"Dari kegelapan gua, ada kehidupan yang penting."
Demikian diungkapkan Yayuk R Suhardjono, pakar biospeleologi Lembaga Ilmu Pengetahuan Indonesia (LIPI) dalam pemaparan keanekaragaman fauna gua di Institut Pertanian Bogor Dramaga, Ciampea, Bogor (18/9).
Namun, di Indonesia bidang biospeleologi baru mengeksplorasi fauna. Potensi mikroba (jasad renik) sama sekali belum tersentuh. "Mikrobiologi gua tantangan buat kalian, generasi muda," ujar Yayuk kepada para mahasiswa pecinta alam berbagai universitas yang mengikuti seminar.
Keunikan ekosistem gua, yang berbeda dari ekosistem lainnya yang di atas tanah, membuat beragam fauna yang ditemukan di dalamnya pun sangat menarik. Selain unik secara morfologi, biodiversitas gua juga penting dikaji karena informasi mengenainya belum cukup banyak.
Tapi fauna gua amat rentan perubahan lingkungan. Sebagian besar fauna gua berukuran kecil bahkan mikro sehingga mudah terinjak. Padahal, perannya bisa jadi besar.
Fauna gua sensitif akan cahaya dan kebisingan. Pengambilan spesimen juga riskan, karena invertebrata gua memiliki tingkat endemisme tinggi dan populasi kecil dalam suatu sistem gua.
Pemadatan tanah mengurangi aerasi dan kemampuan organisme gua untuk menembus lapisan tanah, pendangkalan kolam gua, dan meningkatkan kekeruhan dan suspensi partikel.
"Biota itu bernilai tinggi sebagai indikator hayati keadaan lingkungan. Sebetulnya manfaat itu besar sekali. Kalau ditambang, nilainya hanya saat sekarang, tapi 100 tahun dari sekarang? Tidak mungkin. Sementara kehidupan ini berkelanjutan."

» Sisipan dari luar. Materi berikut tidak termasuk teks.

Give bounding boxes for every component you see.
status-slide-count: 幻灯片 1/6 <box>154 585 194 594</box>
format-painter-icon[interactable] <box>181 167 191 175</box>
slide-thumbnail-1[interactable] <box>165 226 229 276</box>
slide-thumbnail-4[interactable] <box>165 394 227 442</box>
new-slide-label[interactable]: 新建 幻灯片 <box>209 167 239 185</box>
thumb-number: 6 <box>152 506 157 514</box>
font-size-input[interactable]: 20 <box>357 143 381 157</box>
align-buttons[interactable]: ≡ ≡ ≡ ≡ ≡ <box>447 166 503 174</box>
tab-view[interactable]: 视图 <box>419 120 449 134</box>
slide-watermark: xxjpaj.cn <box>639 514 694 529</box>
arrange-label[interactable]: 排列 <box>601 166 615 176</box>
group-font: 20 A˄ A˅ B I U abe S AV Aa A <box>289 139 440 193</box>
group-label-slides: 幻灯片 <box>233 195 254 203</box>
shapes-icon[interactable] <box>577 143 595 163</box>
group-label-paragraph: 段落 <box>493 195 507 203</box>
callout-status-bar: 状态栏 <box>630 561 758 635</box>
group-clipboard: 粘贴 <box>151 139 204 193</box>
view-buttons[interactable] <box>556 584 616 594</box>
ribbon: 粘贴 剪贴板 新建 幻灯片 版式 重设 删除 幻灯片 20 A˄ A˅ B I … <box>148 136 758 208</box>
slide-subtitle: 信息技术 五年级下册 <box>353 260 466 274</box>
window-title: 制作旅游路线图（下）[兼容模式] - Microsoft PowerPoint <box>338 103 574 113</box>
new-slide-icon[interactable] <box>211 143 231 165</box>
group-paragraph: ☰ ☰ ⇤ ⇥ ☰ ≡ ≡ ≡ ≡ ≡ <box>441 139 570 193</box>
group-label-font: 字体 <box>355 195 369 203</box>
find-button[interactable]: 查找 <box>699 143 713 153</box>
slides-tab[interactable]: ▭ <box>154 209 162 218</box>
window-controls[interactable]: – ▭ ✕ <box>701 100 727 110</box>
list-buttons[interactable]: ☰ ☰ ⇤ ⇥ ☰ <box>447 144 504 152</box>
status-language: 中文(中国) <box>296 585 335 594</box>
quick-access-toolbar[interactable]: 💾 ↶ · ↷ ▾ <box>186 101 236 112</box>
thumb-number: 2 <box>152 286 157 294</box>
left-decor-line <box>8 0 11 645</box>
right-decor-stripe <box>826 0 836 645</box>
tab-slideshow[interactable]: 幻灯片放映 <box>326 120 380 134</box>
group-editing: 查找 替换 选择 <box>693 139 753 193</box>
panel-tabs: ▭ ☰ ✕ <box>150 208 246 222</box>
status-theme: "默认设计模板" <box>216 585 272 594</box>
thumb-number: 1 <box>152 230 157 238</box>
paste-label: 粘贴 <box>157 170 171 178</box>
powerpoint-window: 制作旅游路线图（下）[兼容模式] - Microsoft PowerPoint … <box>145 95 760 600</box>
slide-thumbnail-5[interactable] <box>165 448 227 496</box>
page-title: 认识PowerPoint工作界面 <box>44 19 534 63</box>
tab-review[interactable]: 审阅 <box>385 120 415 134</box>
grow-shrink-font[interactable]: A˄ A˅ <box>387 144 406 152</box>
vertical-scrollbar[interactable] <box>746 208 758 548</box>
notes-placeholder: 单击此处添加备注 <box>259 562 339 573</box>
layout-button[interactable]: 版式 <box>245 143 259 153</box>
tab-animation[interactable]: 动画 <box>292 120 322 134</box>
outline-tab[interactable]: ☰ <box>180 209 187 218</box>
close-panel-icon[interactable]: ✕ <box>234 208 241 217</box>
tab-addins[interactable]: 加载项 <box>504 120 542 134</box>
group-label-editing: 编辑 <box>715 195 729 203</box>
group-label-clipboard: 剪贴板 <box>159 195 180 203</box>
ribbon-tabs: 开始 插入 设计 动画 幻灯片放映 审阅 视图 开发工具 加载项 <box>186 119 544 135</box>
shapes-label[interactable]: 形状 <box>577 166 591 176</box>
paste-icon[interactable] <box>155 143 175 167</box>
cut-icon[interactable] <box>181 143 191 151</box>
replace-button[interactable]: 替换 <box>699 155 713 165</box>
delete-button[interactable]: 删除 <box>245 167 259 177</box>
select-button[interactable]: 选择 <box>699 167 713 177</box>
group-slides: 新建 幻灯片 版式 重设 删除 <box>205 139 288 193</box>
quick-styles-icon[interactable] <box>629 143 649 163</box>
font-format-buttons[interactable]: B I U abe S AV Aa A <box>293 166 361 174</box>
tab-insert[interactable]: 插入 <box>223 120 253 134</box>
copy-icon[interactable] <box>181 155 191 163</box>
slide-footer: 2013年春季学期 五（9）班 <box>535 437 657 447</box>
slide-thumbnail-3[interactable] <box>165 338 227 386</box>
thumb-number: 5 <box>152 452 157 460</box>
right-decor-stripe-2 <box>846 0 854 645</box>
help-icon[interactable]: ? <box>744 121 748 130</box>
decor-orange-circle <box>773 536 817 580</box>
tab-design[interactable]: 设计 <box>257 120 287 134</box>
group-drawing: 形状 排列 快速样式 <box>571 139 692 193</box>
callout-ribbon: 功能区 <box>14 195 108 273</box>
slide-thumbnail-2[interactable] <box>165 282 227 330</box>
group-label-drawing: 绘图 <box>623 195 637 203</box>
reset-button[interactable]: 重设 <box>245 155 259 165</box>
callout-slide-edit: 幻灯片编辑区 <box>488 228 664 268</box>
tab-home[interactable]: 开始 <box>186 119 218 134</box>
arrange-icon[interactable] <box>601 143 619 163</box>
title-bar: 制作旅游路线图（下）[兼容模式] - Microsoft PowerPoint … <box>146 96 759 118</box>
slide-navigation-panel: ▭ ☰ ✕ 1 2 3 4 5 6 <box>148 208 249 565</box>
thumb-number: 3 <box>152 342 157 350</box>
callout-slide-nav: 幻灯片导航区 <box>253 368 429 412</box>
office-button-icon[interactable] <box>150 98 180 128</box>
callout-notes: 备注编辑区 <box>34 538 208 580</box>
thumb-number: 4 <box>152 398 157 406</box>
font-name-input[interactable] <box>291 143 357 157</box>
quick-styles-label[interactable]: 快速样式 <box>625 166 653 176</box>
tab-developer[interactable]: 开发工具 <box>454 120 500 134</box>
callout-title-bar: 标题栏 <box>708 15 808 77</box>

(Baca juga: Habis Karst Terbit Nestapa)
Daya dukung gua
"Kalau mau masuk gua ramai-ramai untuk observasi pemetaan biota gua, jalanlah pelan-pelan, perhatikan tiap genangan. Yang kelihatannya tenang, bisa mengandung banyak spesies. Itu kita harus telaten," terang Yayuk lagi.
Maka dalam urusan wisata gua, perlu pengelola memahami beberapa hal terkait daya dukung gua, seperti harus tahu berapa kapasitas (caring capacity) guanya dan menjaga keutuhan habitat —tak diusik. "Apabila gua yang sudah dimodifikasi, bagi kami orang [peneliti] biologi tidak masuk hitungan, karena sebagian besar biota sudah hilang," imbuhnya.
Arzyana Sunkar, pengajar di Departemen Konservasi Sumberdaya Hutan dan Ekowisata, Fakultas Kehutanan IPB mengatakan, untuk wisata gua yang benar, buatlah aturan mainnya agar wisata kawasan bentang alam karst tetap sejalan dengan perlindungan sumber daya.
Disebut ahli konservasi ini — hindari menciptakan perubahan sirkulasi udara di dalam gua; hindari merusak struktur ornamen gua dan formasi gua; pencahayaan sebaiknya memiliki spektrum emisi minimal (sekitar 440-650 nm) sehingga tidak dapat terserap oleh klorofil untuk menghindari pertumbuhan lampenflora (lumut, alga, pakis); kunjungan ke gua yang belum dikelola harus ditemani pemandu; dan monitoring kondisi mikroklimat gua perlu dilakukan.